A snake seeming to sinuously slink across the surface of the Sun has been captured in a new video by an observatory in close solar orbit.
However, the "serpent" spotted by the European Space Agency's Solar Orbiter is not a real stellar squamate but a newly observed solar phenomenon that may be linked to massive eruptions from a restless Sun.
The Orbiter observed the moving structure on 5 September as it moved in for its close approach – called a perihelion – planned for 12 October, the closest Solar Orbiter had been yet. (The video from that encounter was just incredible, by the way.)
As Solar Orbiter approached, it imaged a rippling line propagating a long path across the Sun. Solar scientists say this is a cooler tube of plasma in the surrounding hot plasma of the Sun's atmosphere, bound by solar magnetic fields.
The video shows the plasma snaking across the Sun from one side to the other, following a filament of the solar magnetic field.
"You're getting plasma flowing from one side to the other, but the magnetic field is really twisted. So you're getting this change in direction because we're looking down on a twisted structure," explains astronomer David Long of University College London in the UK.
Solar magnetic fields are complicated, and attempting to understand them and their behavior is an ongoing Herculean effort.
But the solar atmosphere consists of plasma made up of charged particles that are easily confined by magnetic fields.
This is why fusion generators such as tokamaks rely on magnetic fields for plasma confinement – but it also means that if you can follow the structures in the plasma, you can get a pretty good idea of what the magnetic fields are doing.
The solar snake allows scientists to see the magnetic field moving, but it's what it's moving away from that makes it even more intriguing.
Shortly after the filament carved its path across the Sun, its starting point erupted in a coronal mass ejection, sending plasma blasting out into space.
These eruptions are usually associated with sunspots, regions of concentrated magnetic field lines on the Sun. These magnetic field lines tangle, snap, and reconnect, producing coronal mass ejections and sometimes solar flares.
It's possible the snake was somehow connected to one of the most powerful coronal mass ejections detected by Solar Orbiter since it was launched in February 2020, perhaps as a precursor to the eruption.
Solar Orbiter isn't alone up there, either; NASA's Parker Solar Probe was directly in the line of fire of the coronal mass ejection.

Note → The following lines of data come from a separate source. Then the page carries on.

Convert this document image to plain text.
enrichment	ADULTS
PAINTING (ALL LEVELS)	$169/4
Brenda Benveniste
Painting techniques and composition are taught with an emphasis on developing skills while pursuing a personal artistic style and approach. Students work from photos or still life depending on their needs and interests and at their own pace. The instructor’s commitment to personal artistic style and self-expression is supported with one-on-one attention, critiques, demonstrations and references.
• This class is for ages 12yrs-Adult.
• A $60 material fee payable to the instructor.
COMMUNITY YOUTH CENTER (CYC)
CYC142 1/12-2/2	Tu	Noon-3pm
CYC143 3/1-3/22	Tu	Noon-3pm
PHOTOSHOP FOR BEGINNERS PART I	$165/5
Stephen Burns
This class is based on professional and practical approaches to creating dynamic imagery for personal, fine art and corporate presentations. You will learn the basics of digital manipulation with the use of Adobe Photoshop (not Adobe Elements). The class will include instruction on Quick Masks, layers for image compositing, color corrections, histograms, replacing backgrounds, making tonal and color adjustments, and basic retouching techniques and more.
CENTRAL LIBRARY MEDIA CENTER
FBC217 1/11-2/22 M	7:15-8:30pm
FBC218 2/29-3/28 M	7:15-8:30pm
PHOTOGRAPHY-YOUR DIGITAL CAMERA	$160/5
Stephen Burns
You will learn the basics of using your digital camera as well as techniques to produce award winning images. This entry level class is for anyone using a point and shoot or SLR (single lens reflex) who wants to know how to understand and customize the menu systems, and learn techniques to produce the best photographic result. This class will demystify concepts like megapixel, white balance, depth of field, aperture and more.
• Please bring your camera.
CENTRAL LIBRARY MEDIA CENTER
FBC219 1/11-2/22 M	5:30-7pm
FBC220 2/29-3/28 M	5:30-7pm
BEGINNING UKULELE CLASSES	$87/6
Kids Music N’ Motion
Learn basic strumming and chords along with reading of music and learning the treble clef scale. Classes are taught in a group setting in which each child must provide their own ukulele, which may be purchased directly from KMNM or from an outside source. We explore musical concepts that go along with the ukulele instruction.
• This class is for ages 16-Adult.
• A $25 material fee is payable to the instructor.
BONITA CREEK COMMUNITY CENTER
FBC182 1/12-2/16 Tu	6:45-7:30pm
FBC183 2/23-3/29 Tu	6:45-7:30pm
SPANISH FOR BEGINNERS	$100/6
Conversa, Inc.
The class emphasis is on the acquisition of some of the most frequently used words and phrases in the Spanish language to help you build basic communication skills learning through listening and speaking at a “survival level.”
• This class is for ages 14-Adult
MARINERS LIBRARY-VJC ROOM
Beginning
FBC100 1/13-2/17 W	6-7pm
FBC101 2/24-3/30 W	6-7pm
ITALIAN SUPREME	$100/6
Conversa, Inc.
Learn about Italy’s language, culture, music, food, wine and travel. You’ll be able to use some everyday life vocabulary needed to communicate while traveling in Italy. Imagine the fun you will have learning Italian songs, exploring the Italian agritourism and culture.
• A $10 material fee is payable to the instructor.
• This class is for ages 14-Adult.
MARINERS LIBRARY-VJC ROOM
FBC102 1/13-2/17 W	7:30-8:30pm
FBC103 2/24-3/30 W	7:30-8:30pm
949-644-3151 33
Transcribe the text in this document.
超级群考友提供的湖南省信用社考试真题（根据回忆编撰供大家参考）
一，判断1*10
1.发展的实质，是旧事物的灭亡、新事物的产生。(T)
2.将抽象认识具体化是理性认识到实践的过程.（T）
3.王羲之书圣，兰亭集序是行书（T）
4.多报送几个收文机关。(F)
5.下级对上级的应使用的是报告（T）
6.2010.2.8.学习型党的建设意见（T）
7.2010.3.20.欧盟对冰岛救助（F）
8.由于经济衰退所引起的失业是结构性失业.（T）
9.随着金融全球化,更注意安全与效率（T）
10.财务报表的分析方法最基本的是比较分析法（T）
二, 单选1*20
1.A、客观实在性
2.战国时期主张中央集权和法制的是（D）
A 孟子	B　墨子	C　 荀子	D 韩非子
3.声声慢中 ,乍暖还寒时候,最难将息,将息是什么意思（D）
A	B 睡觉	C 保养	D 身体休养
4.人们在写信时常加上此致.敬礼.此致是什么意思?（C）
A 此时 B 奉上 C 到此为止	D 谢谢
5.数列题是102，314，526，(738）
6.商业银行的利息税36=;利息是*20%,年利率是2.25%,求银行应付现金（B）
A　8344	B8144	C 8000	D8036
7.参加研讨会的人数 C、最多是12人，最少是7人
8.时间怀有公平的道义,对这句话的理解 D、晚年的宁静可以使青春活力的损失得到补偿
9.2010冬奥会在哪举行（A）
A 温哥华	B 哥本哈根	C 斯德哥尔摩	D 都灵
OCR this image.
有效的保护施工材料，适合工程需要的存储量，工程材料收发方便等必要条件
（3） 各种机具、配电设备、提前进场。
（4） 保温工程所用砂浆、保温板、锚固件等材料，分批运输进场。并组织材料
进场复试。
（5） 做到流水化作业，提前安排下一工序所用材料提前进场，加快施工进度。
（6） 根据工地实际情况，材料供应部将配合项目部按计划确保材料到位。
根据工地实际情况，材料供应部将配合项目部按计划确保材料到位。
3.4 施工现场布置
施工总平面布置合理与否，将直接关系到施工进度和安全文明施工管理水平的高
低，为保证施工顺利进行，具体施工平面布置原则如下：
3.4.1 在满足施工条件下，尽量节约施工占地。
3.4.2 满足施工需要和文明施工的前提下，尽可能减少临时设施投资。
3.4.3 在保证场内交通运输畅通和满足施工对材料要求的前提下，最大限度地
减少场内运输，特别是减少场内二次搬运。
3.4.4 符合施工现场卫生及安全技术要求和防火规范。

It's unharmed – it was designed to withstand solar tantrums, and measure them to boot, so we're all eagerly waiting to see what it found in the plasma ejected by such a monumental eruption.
Meanwhile, the next Solar Orbiter perihelion is due to take place in April of next year. The Sun's sunspot activity continues to increase, leading into the peak of its 11-year activity cycle, so we're excited to see what the little probe shows us next.